EVERYTHING is in D. I've had this project on the back burner for a while, and the Hackathon gave me the excuse I needed to get it done.  I didn't put a lot of effort into the code because I just wanted to get something working to prove some ideas I had, and show that D has some potential in this domain.

I hope you find it interesting.  Ask me anything.

Mike
May 01, 2015
On Fri, 01 May 2015 15:30:21 +0000, Mike wrote:

> I know, random rectangles on a screen is not all that remarkable,

they ARE remarkable!

May 01, 2015
On Friday, 1 May 2015 at 15:37:09 UTC, ketmar wrote:
> On Fri, 01 May 2015 15:30:21 +0000, Mike wrote:
>
>> I know, random rectangles on a screen is not all that remarkable,
>
> they ARE remarkable!

I agree.
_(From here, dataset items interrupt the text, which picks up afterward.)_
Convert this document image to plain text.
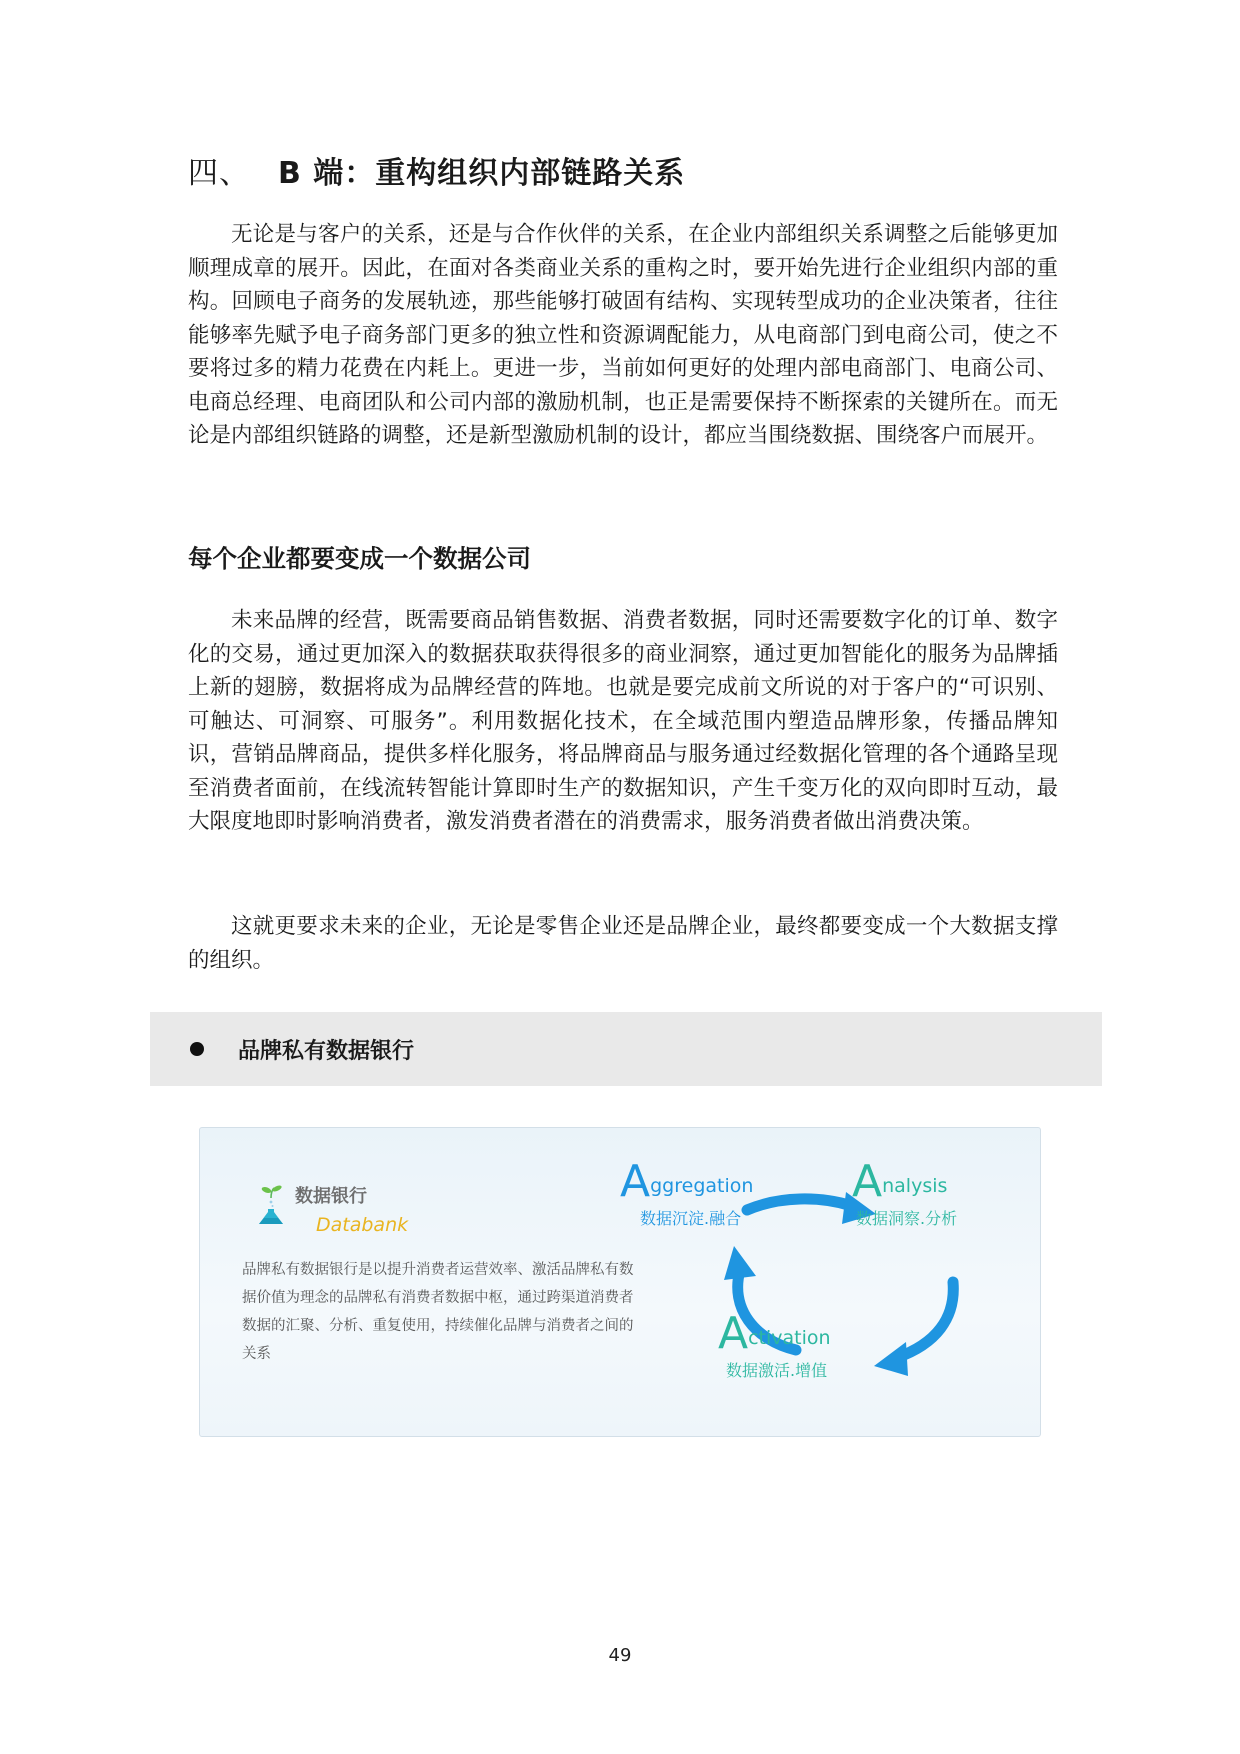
四、 B 端：重构组织内部链路关系

无论是与客户的关系，还是与合作伙伴的关系，在企业内部组织关系调整之后能够更加顺理成章的展开。因此，在面对各类商业关系的重构之时，要开始先进行企业组织内部的重构。回顾电子商务的发展轨迹，那些能够打破固有结构、实现转型成功的企业决策者，往往能够率先赋予电子商务部门更多的独立性和资源调配能力，从电商部门到电商公司，使之不要将过多的精力花费在内耗上。更进一步，当前如何更好的处理内部电商部门、电商公司、电商总经理、电商团队和公司内部的激励机制，也正是需要保持不断探索的关键所在。而无论是内部组织链路的调整，还是新型激励机制的设计，都应当围绕数据、围绕客户而展开。

每个企业都要变成一个数据公司

未来品牌的经营，既需要商品销售数据、消费者数据，同时还需要数字化的订单、数字化的交易，通过更加深入的数据获取获得很多的商业洞察，通过更加智能化的服务为品牌插上新的翅膀，数据将成为品牌经营的阵地。也就是要完成前文所说的对于客户的“可识别、可触达、可洞察、可服务”。利用数据化技术，在全域范围内塑造品牌形象，传播品牌知识，营销品牌商品，提供多样化服务，将品牌商品与服务通过经数据化管理的各个通路呈现至消费者面前，在线流转智能计算即时生产的数据知识，产生千变万化的双向即时互动，最大限度地即时影响消费者，激发消费者潜在的消费需求，服务消费者做出消费决策。

这就更要求未来的企业，无论是零售企业还是品牌企业，最终都要变成一个大数据支撑的组织。

品牌私有数据银行
数据银行
Databank

品牌私有数据银行是以提升消费者运营效率、激活品牌私有数据价值为理念的品牌私有消费者数据中枢，通过跨渠道消费者数据的汇聚、分析、重复使用，持续催化品牌与消费者之间的关系

Aggregation
数据沉淀.融合
Analysis
数据洞察.分析
Activation
数据激活.增值
49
This is fantastic work! I am so excited to see this.
May 01, 2015
On 5/1/15 8:30 AM, Mike wrote:
> A simple demonstration using D to bare-metal program and ARM Cortex-M
> microcontroller.  Full description with pictures and even a video can be
> found here:
> https://github.com/JinShil/stm32f42_discovery_demo/blob/master/README.md
>
> I know, random rectangles on a screen is not all that remarkable, but
> there's quite a bit of work that needs to be done before one can write
> their first pixel.
> * Minimal D runtime
> * Memory-mapped IO features
> * Clock and flash memory configuration
> * Software initialization (data and bss segments)
> * SPI driver to configure the external LCD controller
> * Internal parallel LCD controller configuration
> * Hardware random number generator
>
> EVERYTHING is in D. I've had this project on the back burner for a
> while, and the Hackathon gave me the excuse I needed to get it done.  I
> didn't put a lot of effort into the code because I just wanted to get
> something working to prove some ideas I had, and show that D has some
> potential in this domain.
>
> I hope you find it interesting.  Ask me anything.
>
> Mike

Awesome work!

http://www.reddit.com/r/programming/comments/34k3aq/arm_cortexm_lct_demo_written_in_minimal_runtime_d/

https://www.facebook.com/dlang.org/posts/1060869977260016

https://twitter.com/D_Programming/status/594245030677741569


Andrei
May 01, 2015
On 5/1/2015 2:01 PM, Andrei Alexandrescu wrote:
> On 5/1/15 8:30 AM, Mike wrote:
>> A simple demonstration using D to bare-metal program and ARM Cortex-M
>> microcontroller.  Full description with pictures and even a video can be
>> found here:
>> https://github.com/JinShil/stm32f42_discovery_demo/blob/master/README.md
> Awesome work!
> http://www.reddit.com/r/programming/comments/34k3aq/arm_cortexm_lct_demo_written_in_minimal_runtime_d/

Yes, pretty dazz. Mike, if you could hang out a bit on reddit and make an "ask me anything" post, that would help a lot.

May 04, 2015
"Jeremiah DeHaan" <dehaan.jeremiah@gmail.com> writes:

> On Friday, 1 May 2015 at 15:37:09 UTC, ketmar wrote:
>> On Fri, 01 May 2015 15:30:21 +0000, Mike wrote:
>>
>>> I know, random rectangles on a screen is not all that remarkable,
>>
>> they ARE remarkable!
>
> I agree. This is fantastic work! I am so excited to see this.

Me too! True embedded work should be a sweet spot for D. Too bad we can't grab 2-3 developers and give them 3-months budget and time to hack out all the necessary parts for an embedded toolchain,libs,and methodolgy based entirely on D. Anybody thought of porting relavant parts of say newlib to D?